A travers la structure organisationnelle tout d’abord, nous étudions plus précisément le degré de centralisation ou de décentralisation (RONDINELLI, 1981 ; RONDINELLI et al., 1983) de la fonction patrimoine publique locale. Effectivement, alors que les organisations ont eu une large tendance à adopter des structures plutôt centralisées dans les années 1970 (THIETART, 2012), la littérature relève les limites de ce type d’organisation et souligne au contraire les avantages de la décentralisation organisationnelle (MADDICK, 1963 ; RONDINELLI et al., 1983 ; HELFER, KALIKA et ORSONI, 2000). Cette dernière est source de plus réactivité, en rapprochant les prises de décision du public, elle permet aussi d’augmenter la qualité des services fournis. Néanmoins, il apparaît qu’un certain équilibre soit à trouver au sein des organisations entre décentralisation et maintien d’une certaine unité (THIETART, 2012). Dans ce sens, nous démontrons que l’organisation du pilotage patrimonial doit dépasser la logique de centralisation pour intégrer un certain niveau de décentralisation, sans mettre en péril la cohésion et le pilotage de l’ensemble. C’est pourquoi, nous proposons d’inscrire ce processus dans la clé de lecture de la performance publique locale.

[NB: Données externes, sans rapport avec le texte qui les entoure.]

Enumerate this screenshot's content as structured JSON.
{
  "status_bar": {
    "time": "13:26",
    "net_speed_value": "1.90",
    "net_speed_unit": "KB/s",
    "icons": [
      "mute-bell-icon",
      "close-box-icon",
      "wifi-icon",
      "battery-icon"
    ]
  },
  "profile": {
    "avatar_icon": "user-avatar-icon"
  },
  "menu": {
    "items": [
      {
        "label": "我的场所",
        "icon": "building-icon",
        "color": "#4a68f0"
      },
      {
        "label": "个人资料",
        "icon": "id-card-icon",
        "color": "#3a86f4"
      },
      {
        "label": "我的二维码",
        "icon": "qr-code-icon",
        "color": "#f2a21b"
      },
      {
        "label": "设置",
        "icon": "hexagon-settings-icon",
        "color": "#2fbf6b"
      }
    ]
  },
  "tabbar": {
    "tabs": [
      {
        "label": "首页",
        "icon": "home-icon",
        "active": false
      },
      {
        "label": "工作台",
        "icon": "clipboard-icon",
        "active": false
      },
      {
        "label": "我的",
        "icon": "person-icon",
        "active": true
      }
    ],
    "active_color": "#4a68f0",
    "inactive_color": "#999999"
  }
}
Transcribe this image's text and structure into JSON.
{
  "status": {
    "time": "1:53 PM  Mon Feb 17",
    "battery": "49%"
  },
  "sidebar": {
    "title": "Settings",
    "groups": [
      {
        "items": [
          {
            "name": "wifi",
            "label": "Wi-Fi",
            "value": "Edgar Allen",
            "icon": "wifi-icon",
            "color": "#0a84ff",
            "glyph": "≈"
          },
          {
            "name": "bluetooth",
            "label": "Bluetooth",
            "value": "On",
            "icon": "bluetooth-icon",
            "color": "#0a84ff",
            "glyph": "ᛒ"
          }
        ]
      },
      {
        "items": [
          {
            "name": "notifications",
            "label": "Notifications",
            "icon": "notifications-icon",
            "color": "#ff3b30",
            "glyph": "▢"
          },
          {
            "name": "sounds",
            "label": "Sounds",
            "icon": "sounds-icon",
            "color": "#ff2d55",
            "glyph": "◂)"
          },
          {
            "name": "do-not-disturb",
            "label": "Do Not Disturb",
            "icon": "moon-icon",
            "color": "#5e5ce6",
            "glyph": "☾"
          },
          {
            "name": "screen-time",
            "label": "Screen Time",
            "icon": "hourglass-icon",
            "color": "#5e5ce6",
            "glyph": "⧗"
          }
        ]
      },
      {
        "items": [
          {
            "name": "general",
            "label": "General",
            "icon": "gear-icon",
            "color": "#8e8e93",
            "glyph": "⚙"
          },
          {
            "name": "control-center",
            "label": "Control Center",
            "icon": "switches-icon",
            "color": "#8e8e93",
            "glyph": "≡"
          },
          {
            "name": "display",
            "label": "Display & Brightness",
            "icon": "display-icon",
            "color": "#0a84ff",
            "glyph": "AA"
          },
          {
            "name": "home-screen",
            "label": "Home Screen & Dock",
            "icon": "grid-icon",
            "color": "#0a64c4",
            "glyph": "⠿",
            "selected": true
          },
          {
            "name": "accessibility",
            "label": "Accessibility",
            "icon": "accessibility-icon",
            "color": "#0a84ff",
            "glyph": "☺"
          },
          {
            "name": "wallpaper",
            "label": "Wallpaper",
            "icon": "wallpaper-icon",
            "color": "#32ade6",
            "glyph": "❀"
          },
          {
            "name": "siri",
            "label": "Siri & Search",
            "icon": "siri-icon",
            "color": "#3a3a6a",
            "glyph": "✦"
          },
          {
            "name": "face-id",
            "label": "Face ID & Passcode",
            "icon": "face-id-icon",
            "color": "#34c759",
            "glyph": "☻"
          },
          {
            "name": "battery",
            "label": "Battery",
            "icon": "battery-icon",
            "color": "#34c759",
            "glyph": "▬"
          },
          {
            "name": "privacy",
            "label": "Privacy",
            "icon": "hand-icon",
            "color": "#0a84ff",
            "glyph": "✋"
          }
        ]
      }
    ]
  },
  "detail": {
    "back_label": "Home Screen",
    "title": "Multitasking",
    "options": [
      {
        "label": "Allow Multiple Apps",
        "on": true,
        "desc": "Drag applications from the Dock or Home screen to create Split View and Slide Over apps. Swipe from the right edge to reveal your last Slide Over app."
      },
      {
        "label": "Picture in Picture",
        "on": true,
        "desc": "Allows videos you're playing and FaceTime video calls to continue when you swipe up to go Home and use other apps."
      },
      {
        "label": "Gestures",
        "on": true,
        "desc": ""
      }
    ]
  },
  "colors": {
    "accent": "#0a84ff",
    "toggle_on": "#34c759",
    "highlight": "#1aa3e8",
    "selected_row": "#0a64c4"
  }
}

Ensuite, la seconde dimension de caractérisation de l’organisation que nous retenons est celle de l’approche organisationnelle. Nous utilisons les travaux de BURNS et STALKER (1961) pour tenter de qualifier les organisations de mécanistes ou d’organiques. Selon la littérature, alors que les approches mécanistes étaient plutôt employées dans des environnements simples et stables au sein desquels elles produisaient de multiples avantages (WEBER, 1947), les organisations adoptent des approches organiques lorsque leur environnement se complexifie. En effet, l’environnement est reconnu comme un des facteurs de contingence

important influençant les organisations (MINTZBERG, 1982 ; LAWRENCE et LORSH, 1967). Ainsi, la crise d’efficacité des systèmes bureaucratiques, associée à une plus grande instabilité des environnements, pousse les organisations à mettre en œuvre des structures plus souples, moins formalisées, garantissant une plus grande capacité d’adaptation (MINTZBERG, 1982). C’est pourquoi, nous proposons que l’organisation du pilotage patrimonial cherche à s’inscrire dans une approche plutôt organique, privilégiant la souplesse et l’adaptation. Ce mode d’organisation semble à privilégier dans une démarche de pilotage patrimonial et de recherche de performance exogène (CARASSUS et al., 2011), tournée vers une meilleure réponse aux besoins des usagers.

Tableau 14 - Propositions de recherche liées au modèle de l'organisation du pilotage patrimonial

P2 L’organisation du pilotage patrimonial public local est caractérisée selon sa structure et son approche organisationnelle.

P2.1 L’organisation du pilotage patrimonial public local se caractérise par le degré de centralisation ou de décentralisation de sa structure organisationnelle.

P2.2 L’organisation du pilotage patrimonial public local se caractérise par une approche organisationnelle mécaniste ou organique.

Dès lors, d’après ces éléments de littérature, nous proposons un modèle d’analyse de l’organisation du pilotage patrimonial public local, reprenant la logique d’évolution des modes d’organisation (Cf. figure n° 18).